Мендоса долго смотрел на фотографию и слушал мои объяснения. Все же он, видимо, поверил не до конца: потихоньку от меня спрашивал Соловьева, Машу и даже Мак-Кинли. Убедившись окончательно, он был потрясен. На следующем привале он спросил меня:

— Если у вас есть такие вещи, значит, вы богаты? Значит, вы идете не ради богатства? А ради чего же?

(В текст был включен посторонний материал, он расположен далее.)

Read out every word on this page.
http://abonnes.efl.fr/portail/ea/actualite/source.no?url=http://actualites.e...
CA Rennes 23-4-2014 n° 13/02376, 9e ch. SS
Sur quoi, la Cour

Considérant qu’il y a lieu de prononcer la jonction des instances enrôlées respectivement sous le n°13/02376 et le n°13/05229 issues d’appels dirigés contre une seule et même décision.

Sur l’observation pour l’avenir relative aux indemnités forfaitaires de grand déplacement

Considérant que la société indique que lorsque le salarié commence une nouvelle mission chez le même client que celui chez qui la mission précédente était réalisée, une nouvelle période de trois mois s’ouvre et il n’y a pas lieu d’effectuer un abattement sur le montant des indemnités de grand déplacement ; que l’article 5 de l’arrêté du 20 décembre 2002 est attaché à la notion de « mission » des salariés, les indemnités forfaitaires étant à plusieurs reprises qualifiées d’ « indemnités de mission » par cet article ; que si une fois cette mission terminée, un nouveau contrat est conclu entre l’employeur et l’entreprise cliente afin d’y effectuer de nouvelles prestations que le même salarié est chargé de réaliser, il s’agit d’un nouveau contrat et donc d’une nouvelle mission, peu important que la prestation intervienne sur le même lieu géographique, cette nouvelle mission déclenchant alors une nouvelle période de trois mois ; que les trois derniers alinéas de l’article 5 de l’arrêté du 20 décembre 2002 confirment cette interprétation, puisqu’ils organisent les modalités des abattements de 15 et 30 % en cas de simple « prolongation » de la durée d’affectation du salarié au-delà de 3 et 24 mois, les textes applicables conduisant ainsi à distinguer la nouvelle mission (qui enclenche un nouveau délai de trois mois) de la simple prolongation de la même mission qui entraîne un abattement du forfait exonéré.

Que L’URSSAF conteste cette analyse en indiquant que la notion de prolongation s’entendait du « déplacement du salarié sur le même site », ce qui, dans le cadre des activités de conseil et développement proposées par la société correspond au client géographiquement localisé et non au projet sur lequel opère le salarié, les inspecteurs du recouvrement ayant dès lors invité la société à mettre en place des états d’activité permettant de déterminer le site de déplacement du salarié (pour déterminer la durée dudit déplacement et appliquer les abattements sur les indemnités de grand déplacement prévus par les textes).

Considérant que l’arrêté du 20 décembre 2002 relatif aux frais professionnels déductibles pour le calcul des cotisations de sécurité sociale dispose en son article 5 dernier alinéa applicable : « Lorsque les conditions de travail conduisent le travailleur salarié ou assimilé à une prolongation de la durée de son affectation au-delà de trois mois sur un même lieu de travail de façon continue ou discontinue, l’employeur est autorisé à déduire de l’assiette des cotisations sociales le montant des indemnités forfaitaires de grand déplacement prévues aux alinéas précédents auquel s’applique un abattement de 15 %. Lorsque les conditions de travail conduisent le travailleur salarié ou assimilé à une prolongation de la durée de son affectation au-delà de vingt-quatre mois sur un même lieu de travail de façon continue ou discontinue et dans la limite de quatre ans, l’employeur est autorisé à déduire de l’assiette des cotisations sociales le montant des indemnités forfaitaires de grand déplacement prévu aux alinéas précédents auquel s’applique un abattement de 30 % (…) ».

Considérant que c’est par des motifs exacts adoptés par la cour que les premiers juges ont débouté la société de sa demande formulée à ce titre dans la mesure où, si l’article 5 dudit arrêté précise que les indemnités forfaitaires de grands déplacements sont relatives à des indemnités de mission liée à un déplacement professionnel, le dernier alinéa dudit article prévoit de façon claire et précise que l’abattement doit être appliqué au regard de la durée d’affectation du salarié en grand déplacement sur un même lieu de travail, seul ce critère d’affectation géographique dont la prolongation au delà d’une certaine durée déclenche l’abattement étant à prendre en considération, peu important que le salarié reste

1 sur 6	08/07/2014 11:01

Я оказал, что ради науки. Мендоса нетерпеливо возразил:

— О да, наука, я понимаю! Не думайте, Алехандро, что я такой невежественный и ничем не интересуюсь, кроме денег! — Тут он помолчал и почти шепотом добавил: — Я ведь не всегда хотел денег! Но я хотел учиться, а м. не не дали учиться. Я хотел стать адвокатом. Но не было денег, и я только два месяца ходил в университет Сант-Яго… да, я там учился! А потом я встретил одну девушку… но это долго рассказывать… и опять все дело было в деньгах! И тогда я сказал себе: «Луис, только деньги дадут тебе свободу! Без денет ты — жалкий раб!» И я стал добиваться денег… нет, не для девушки, она уже вышла замуж, и я один на свете… Но я не об этом хотел… Так вот, Алехандро, о науке. Наука должна помогать людям, ведь так? Если б я был адвокатом, я мог бы защищать людей от несправедливых обвинений. Врач — лечит болезни. Инженер — строит дороги, мосты или управляет машинами. Они приносят пользу людям. А какая польза людям от того, что вы найдете следы этих небесных гостей? Они были и ушли, сейчас их нет. И зачем они нам? Люди между собой и так часто воюют; зачем же им еще пришельцы с неба?

— Луис, если люди узнают, что в пространстве, кроме них, обитают другие разумные существа, может быть, это и объединит их! — воскликнул я, повторяя слова Осборна.

Мендоса задумался.

— Может быть, так, — сказал он, покачивая головой, — а, может быть, и совсем не так. У людей многое рождает вражду. Вы ведь знаете, что было, когда европейцы открыли Америку и кинулись на нашу несчастную землю! Индейцы для них и они для индейцев были все равно, что люди с разных звезд. Разве от этого люди начали меньше враждовать между собой? О нет! Америка была залита кровью, а пришельцы спорили и дрались, и все делили и делили между собой землю, которую даже узнать не успели! Что им были индейцы, что им за дело было до наших сокровищ, до наших храмов и дворцов. Они все разрушили и разграбили!

— Луис, вы кем себя считаете — испанцем или индейцем? Ведь, судя по фамилии, вы — потомок завоевателей? — спросил я, пораженный горечью, которая звучала в его голосе.

— Я — чилиец, — ответил он. — У нас почти все метисы. И я ведь вовсе не осуждаю конквистадоров — о нет! Люди есть люди. И власть инков тоже была тяжелым ярмом. Мои предки с материнской стороны — арауканы — были свободолюбивы. Они были простые люди, охотники и рыболовы, они не хотели строить дворцов и храмов, не ценили золота. И они не пустили к себе ни инков, ни испанцев. Они долго боролись за то, чтоб жить так, как они хотят. Но и эта борьба кончилась так, как должна была кончиться: победил сильнейший!

— А сейчас арауканы существуют? — спросил я.

— Они живут в лесах за рекой Био-Био, — угрюмо ответил Мендоса. — Стоило ли столько сражаться, чтобы человечество в конце концов даже не знало, существует ли такой народ! Педро де Вальдивия пришел к ним с огнем и мечом. Они победили дикари победили опытного воина! — а слава досталась ему, побежденному захватчику!. Его именем назвали город на побережье, его статуя стоит в Сант-Яго… А наши арауканы, кто о них знает? Нет, нет, Алехандро, открытие новых миров тоже не принесет счастья людям!